Israël a pris Jérusalem-Est, la Cisjordanie, Gaza, la péninsule du Sinaï et les hauteurs du Golan.

En représailles, les États du Golfe, riches en pétrole, ont commencé à vendre leurs avoirs en monnaie britannique.

La livre s'effondre. Désespérant de faire des économies, le gouvernement travailliste d'Harold Wilson décide qu'il est temps de mettre fin aux engagements impériaux de défense de la Grande-Bretagne au Moyen-Orient.

La Grande-Bretagne n'a jamais eu officiellement de colonies dans le Golfe, mais elle y était la principale puissance étrangère depuis le 18e siècle.

Les émirats arabes de Bahreïn, du Qatar et des États de la Trêve (Abu Dhabi, Dubaï et leurs voisins plus petits) avaient signé des traités de protection avec la Grande-Bretagne.

Cela signifie que la Grande-Bretagne contrôle leur défense et leur politique étrangère, tandis que les dirigeants locaux s'occupent principalement des affaires locales.

En 1965, Saqr bin Sultan al-Qassemi de Sharjah, le plus progressiste des cheikhs au pouvoir dans les États de la Trêve sur le plan politique, social et éducatif, s'est attiré les foudres des Britanniques.

Son délit est d'avoir sympathisé avec le président égyptien, Gamal Abdel Nasser, le pilier du mouvement nationaliste arabe.

Le cheikh Saqr a été destitué par un coup d'État parrainé par les Britanniques et remplacé par son cousin.

Officiellement, la famille au pouvoir a convenu qu'il devait partir.

Le cheikh Saqr est invité à Dubaï pour une réunion. Les forces militaires locales de la Grande-Bretagne, les Trucial Oman Scouts, l'attendaient. C'était un piège, et Sheikh Saqr a été envoyé en exil.

Le film révèle comment la Grande-Bretagne a organisé le coup d'État. Sir Terence Clark (futur ambassadeur de Grande-Bretagne en Irak) a raconté pour la première fois à la BBC comment cela s'est passé :

"Un détachement de nos Trucial Scouts d'Oman est arrivé. Ils ont désarmé les gardes du corps de Saqr.

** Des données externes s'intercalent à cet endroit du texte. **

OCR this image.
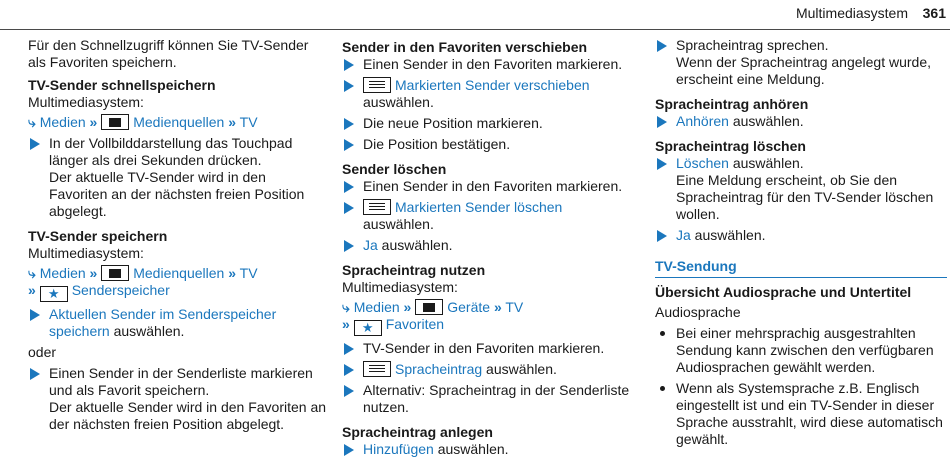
Multimediasystem 361

Für den Schnellzugriff können Sie TV-Sender als Favoriten speichern.

TV-Sender schnellspeichern

Multimediasystem:

⤷ Medien »	Medienquellen » TV
In der Vollbilddarstellung das Touchpad länger als drei Sekunden drücken.
Der aktuelle TV-Sender wird in den Favoriten an der nächsten freien Position abgelegt.

TV-Sender speichern

Multimediasystem:

⤷ Medien »	Medienquellen » TV
» ★ Senderspeicher
Aktuellen Sender im Senderspeicher speichern auswählen.

oder

Einen Sender in der Senderliste markieren und als Favorit speichern.
Der aktuelle Sender wird in den Favoriten an der nächsten freien Position abgelegt.

Sender in den Favoriten verschieben

Einen Sender in den Favoriten markieren.
Markierten Sender verschieben auswählen.
Die neue Position markieren.
Die Position bestätigen.

Sender löschen

Einen Sender in den Favoriten markieren.
Markierten Sender löschen auswählen.
Ja auswählen.

Spracheintrag nutzen

Multimediasystem:

⤷ Medien »	Geräte » TV
» ★ Favoriten
TV-Sender in den Favoriten markieren.
Spracheintrag auswählen.
Alternativ: Spracheintrag in der Senderliste nutzen.

Spracheintrag anlegen

Hinzufügen auswählen.
Spracheintrag sprechen.
Wenn der Spracheintrag angelegt wurde, erscheint eine Meldung.

Spracheintrag anhören

Anhören auswählen.

Spracheintrag löschen

Löschen auswählen.
Eine Meldung erscheint, ob Sie den Spracheintrag für den TV-Sender löschen wollen.
Ja auswählen.
TV-Sendung

Übersicht Audiosprache und Untertitel

Audiosprache

Bei einer mehrsprachig ausgestrahlten Sendung kann zwischen den verfügbaren Audiosprachen gewählt werden.
Wenn als Systemsprache z.B. Englisch eingestellt ist und ein TV-Sender in dieser Sprache ausstrahlt, wird diese automatisch gewählt.
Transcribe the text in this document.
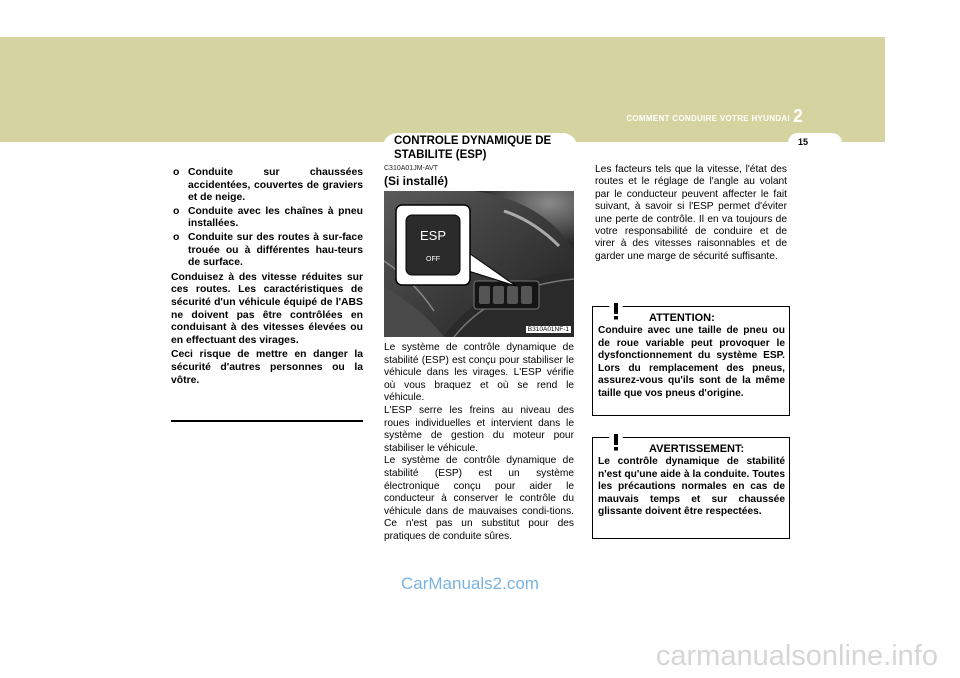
COMMENT CONDUIRE VOTRE HYUNDAI 2
15
o Conduite sur chaussées accidentées, couvertes de graviers et de neige.
o Conduite avec les chaînes à pneu installées.
o Conduite sur des routes à sur-face trouée ou à différentes hau-teurs de surface.
Conduisez à des vitesse réduites sur ces routes. Les caractéristiques de sécurité d'un véhicule équipé de l'ABS ne doivent pas être contrôlées en conduisant à des vitesses élevées ou en effectuant des virages.
Ceci risque de mettre en danger la sécurité d'autres personnes ou la vôtre.
CONTROLE DYNAMIQUE DE STABILITE (ESP)
C310A01JM-AVT
(Si installé)
ESP
OFF
B310A01NF-1

Le système de contrôle dynamique de stabilité (ESP) est conçu pour stabiliser le véhicule dans les virages. L'ESP vérifie où vous braquez et où se rend le véhicule.

L'ESP serre les freins au niveau des roues individuelles et intervient dans le système de gestion du moteur pour stabiliser le véhicule.

Le système de contrôle dynamique de stabilité (ESP) est un système électronique conçu pour aider le conducteur à conserver le contrôle du véhicule dans de mauvaises condi-tions. Ce n'est pas un substitut pour des pratiques de conduite sûres.

Les facteurs tels que la vitesse, l'état des routes et le réglage de l'angle au volant par le conducteur peuvent affecter le fait suivant, à savoir si l'ESP permet d'éviter une perte de contrôle. Il en va toujours de votre responsabilité de conduire et de virer à des vitesses raisonnables et de garder une marge de sécurité suffisante.

ATTENTION:
Conduire avec une taille de pneu ou de roue variable peut provoquer le dysfonctionnement du système ESP. Lors du remplacement des pneus, assurez-vous qu'ils sont de la même taille que vos pneus d'origine.
AVERTISSEMENT:
Le contrôle dynamique de stabilité n'est qu'une aide à la conduite. Toutes les précautions normales en cas de mauvais temps et sur chaussée glissante doivent être respectées.
CarManuals2.com
carmanualsonline.info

Quand j'ai vu qu'ils étaient assis calmement, j'ai dit à l'agent adjoint : "Le message a été transmis".

C'était le signal.

"L'agent adjoint a dit à Sheikh Saqr que la famille régnante avait décidé de l'écarter. Sous le choc, Sheikh Saqr s'est levé. Il a vu ses hommes assis sans armes. Il ne pouvait rien faire. Il a dû accepter la décision."

'Nous allons prendre ces îles'

Lorsque la Grande-Bretagne a annoncé en 1968 son intention de se retirer du Golfe, la tension s'est accrue entre les dirigeants arabes et l'Iran.

La querelle se concentre sur Bahreïn et trois petites îles mais stratégiquement situées près du détroit d'Ormuz : Abu Musa, la Grande et la Petite Tunique.

La position du Shah (souverain) d'Iran sur le retrait britannique est ferme, selon une note secrète relatant une rencontre entre lui et un ministre britannique.

L'Iran a toujours revendiqué le Bahreïn et les trois îles comme faisant partie de son territoire, qui a été "volé" par la Grande-Bretagne.

Ce qui s'ensuit est une explosion de diplomatie en coulisses entre les dirigeants arabes, la Grande-Bretagne et le Shah.

Comme l'a rappelé plus tard l'ambassadeur britannique à Téhéran dans un enregistrement audio jamais diffusé auparavant : "Londres a dit : "D'accord, nous allons essayer, mais c'est une opération très délicate, car nous ne faisons pas confiance aux Iraniens, les Iraniens ne nous font pas confiance, et les Bahreïnis ne font confiance à aucun d'entre nous".

En public, l'attitude du Shah change. Il adoucit ses prétentions sur Bahreïn et laisse les Nations unies prendre la responsabilité de la décision d'indépendance de ce pays, sur la base d'une enquête réalisée en 1970.

À l'été 1971, la forme des États arabes du Golfe d'aujourd'hui se précise. Bahreïn et le Qatar deviennent pleinement indépendants en août, et Abu Dhabi, Dubaï, Sharjah et quatre autres émirats prévoient de créer une nouvelle fédération appelée Émirats arabes unis.

Mais il restait les trois îles contestées. Elles sont revendiquées par l'Iran mais sont gouvernées par des émirats qui feront partie des EAU en décembre 1971.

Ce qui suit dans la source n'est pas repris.